It’s Christmas Eve at the Chateau de Chinon in 1183 (its pictured above as it looks today) — 6 years before Henry II’s death and his son Richard’s ascent to the throne ( ten years later, followed by youngest son John). Henry’s estranged wife Eleanor of Aquitaine has been freed from prison in London to come to Christmas court — and therein follows a (very fictional) account of a dysfunctional monarch family holiday, complete with mistress, quarreling brothers, and a fascinating look at a medieval royal family in upheaval (the play foreshadows eventual real-life history of who kills whom). It is said that the family members spend more time together in the same room in this play than they did in real life.
And that sets the stage for the delicious production of The Lion in Winter at the Williamston Theatre in collaboration with the theater department at Michigan State University. And oh, what a fantastic production this is! John Lepard has directed with a deft hand and a clear understanding of the history underlying the dramedy. Its a chess game played out with very real eventual consequences. He also understands the very funny script and the laughs abound throughout this production. Perfectly paced, two and a half hours fly by in what seems half that time.

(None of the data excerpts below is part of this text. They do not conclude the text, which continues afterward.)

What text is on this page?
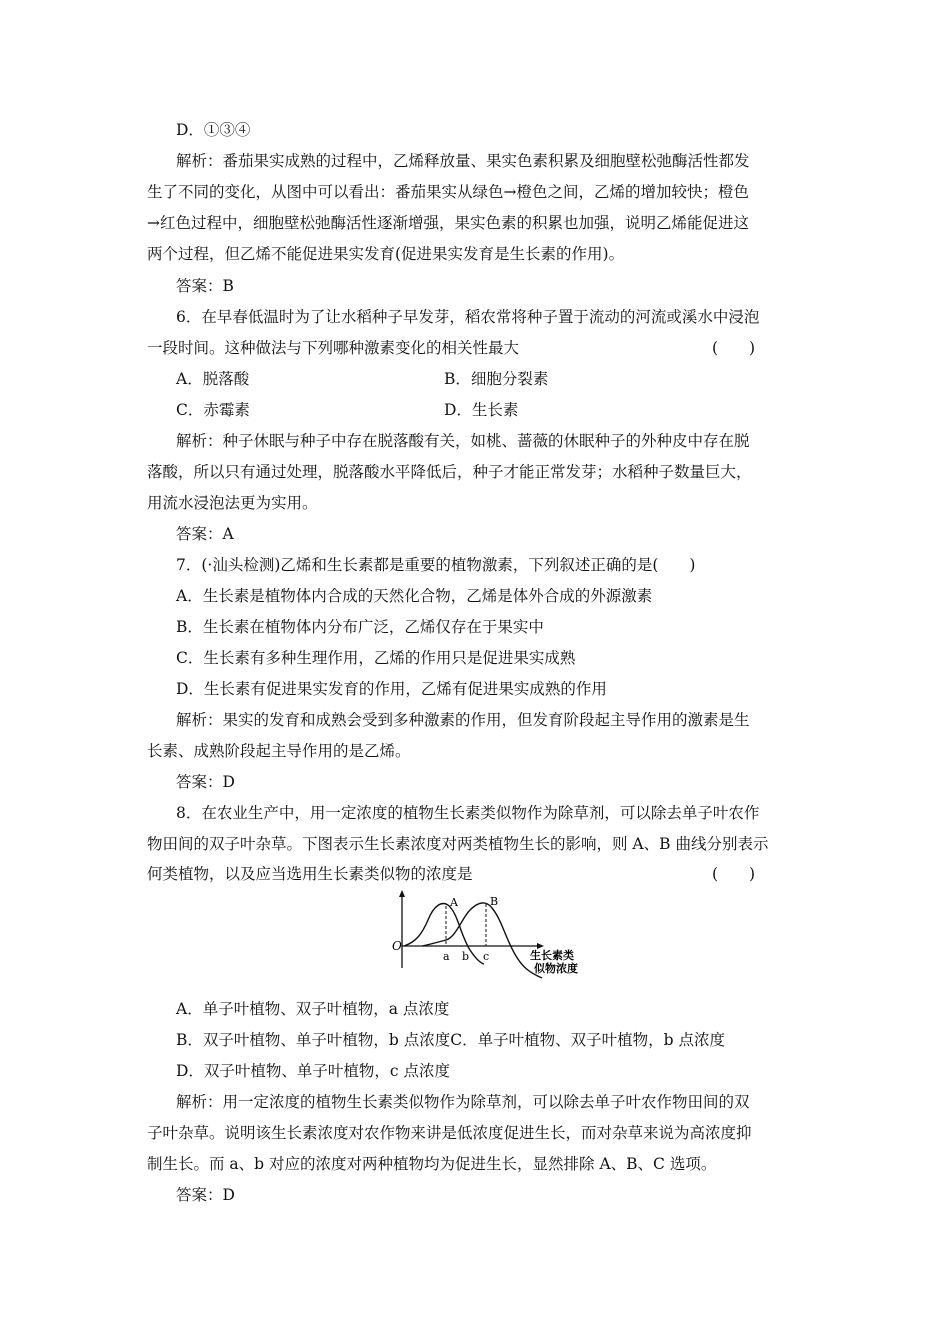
D．①③④
解析：番茄果实成熟的过程中，乙烯释放量、果实色素积累及细胞壁松弛酶活性都发
生了不同的变化，从图中可以看出：番茄果实从绿色→橙色之间，乙烯的增加较快；橙色
→红色过程中，细胞壁松弛酶活性逐渐增强，果实色素的积累也加强，说明乙烯能促进这
两个过程，但乙烯不能促进果实发育(促进果实发育是生长素的作用)。
答案：B
6．在早春低温时为了让水稻种子早发芽，稻农常将种子置于流动的河流或溪水中浸泡
一段时间。这种做法与下列哪种激素变化的相关性最大	(　　)
A．脱落酸	B．细胞分裂素
C．赤霉素	D．生长素
解析：种子休眠与种子中存在脱落酸有关，如桃、蔷薇的休眠种子的外种皮中存在脱
落酸，所以只有通过处理，脱落酸水平降低后，种子才能正常发芽；水稻种子数量巨大，
用流水浸泡法更为实用。
答案：A
7．(·汕头检测)乙烯和生长素都是重要的植物激素，下列叙述正确的是(　　)
A．生长素是植物体内合成的天然化合物，乙烯是体外合成的外源激素
B．生长素在植物体内分布广泛，乙烯仅存在于果实中
C．生长素有多种生理作用，乙烯的作用只是促进果实成熟
D．生长素有促进果实发育的作用，乙烯有促进果实成熟的作用
解析：果实的发育和成熟会受到多种激素的作用，但发育阶段起主导作用的激素是生
长素、成熟阶段起主导作用的是乙烯。
答案：D
8．在农业生产中，用一定浓度的植物生长素类似物作为除草剂，可以除去单子叶农作
物田间的双子叶杂草。下图表示生长素浓度对两类植物生长的影响，则 A、B 曲线分别表示
何类植物，以及应当选用生长素类似物的浓度是	(　　)
O
A	B
a b c	生长素类
似物浓度
A．单子叶植物、双子叶植物，a 点浓度
B．双子叶植物、单子叶植物，b 点浓度C．单子叶植物、双子叶植物，b 点浓度
D．双子叶植物、单子叶植物，c 点浓度
解析：用一定浓度的植物生长素类似物作为除草剂，可以除去单子叶农作物田间的双
子叶杂草。说明该生长素浓度对农作物来讲是低浓度促进生长，而对杂草来说为高浓度抑
制生长。而 a、b 对应的浓度对两种植物均为促进生长，显然排除 A、B、C 选项。
答案：D
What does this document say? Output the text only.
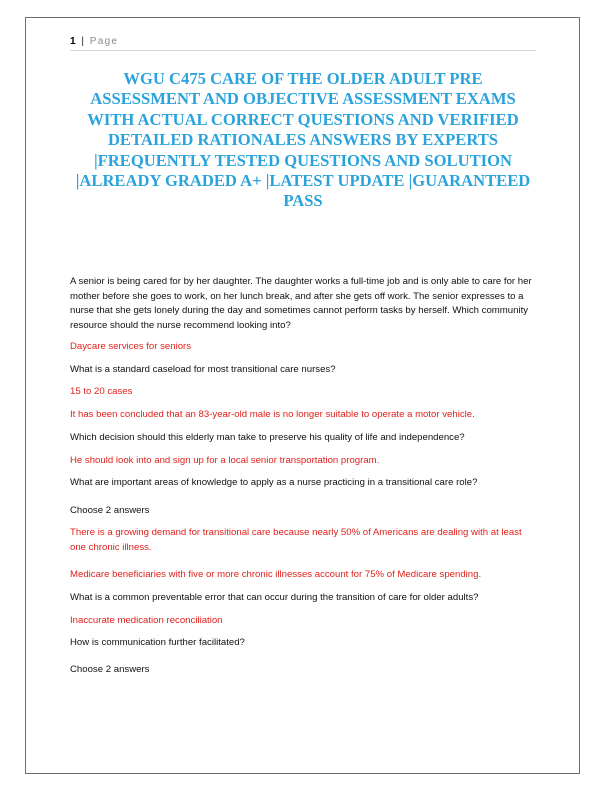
1 | Page
WGU C475 CARE OF THE OLDER ADULT PRE ASSESSMENT AND OBJECTIVE ASSESSMENT EXAMS WITH ACTUAL CORRECT QUESTIONS AND VERIFIED DETAILED RATIONALES ANSWERS BY EXPERTS |FREQUENTLY TESTED QUESTIONS AND SOLUTION |ALREADY GRADED A+ |LATEST UPDATE |GUARANTEED PASS

A senior is being cared for by her daughter. The daughter works a full-time job and is only able to care for her mother before she goes to work, on her lunch break, and after she gets off work. The senior expresses to a nurse that she gets lonely during the day and sometimes cannot perform tasks by herself. Which community resource should the nurse recommend looking into?

Daycare services for seniors

What is a standard caseload for most transitional care nurses?

15 to 20 cases

It has been concluded that an 83-year-old male is no longer suitable to operate a motor vehicle.

Which decision should this elderly man take to preserve his quality of life and independence?

He should look into and sign up for a local senior transportation program.

What are important areas of knowledge to apply as a nurse practicing in a transitional care role?

Choose 2 answers

There is a growing demand for transitional care because nearly 50% of Americans are dealing with at least one chronic illness.

Medicare beneficiaries with five or more chronic illnesses account for 75% of Medicare spending.

What is a common preventable error that can occur during the transition of care for older adults?

Inaccurate medication reconciliation

How is communication further facilitated?

Choose 2 answers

John Manfredi portrays King Henry II with confidence and strength. Sandra Birch plays a superb Eleanor of Aquitaine, and their scenes together sizzle. As their sons, Michael Barbour (John), Andrew Buck (Richard) and Andrew Head (Geoffrey) turn in colorful performances that reflect their eventual roles in the drama of English Monarchy. Blaine Mizer is a fine King Phillip of France, and Katie Maggart turns in an excellent performance as his sister Alais (and Henry’s lover). The ensemble work here is superb.
But what makes this production work so well is the very smooth transitions from comedy to drama, often at the drop of a hat (or a knife, to be more specific here) — the pitch-perfect ability to switch from cat-and-mouse flirting to grab-them-by-the-throat hatred. Nowhere is this better evidenced than the show’s penultimate scene set in the cellar of the castle where Henry has imprisoned his sons. Once the knives arrive, the production shifts to all-out suspense, and despite the fact that I have probably seen this play in different productions at least a half dozen times, it still sent a shiver down my spine. Superb work all around, and it all starts with Lepard’s solid direction.
I had a very fun time at this show — I studied French history and love the way British and French storylines intersect in this show — and I can honestly say it is the superlative version of any I have seen. Bravo, Williamston and MSU.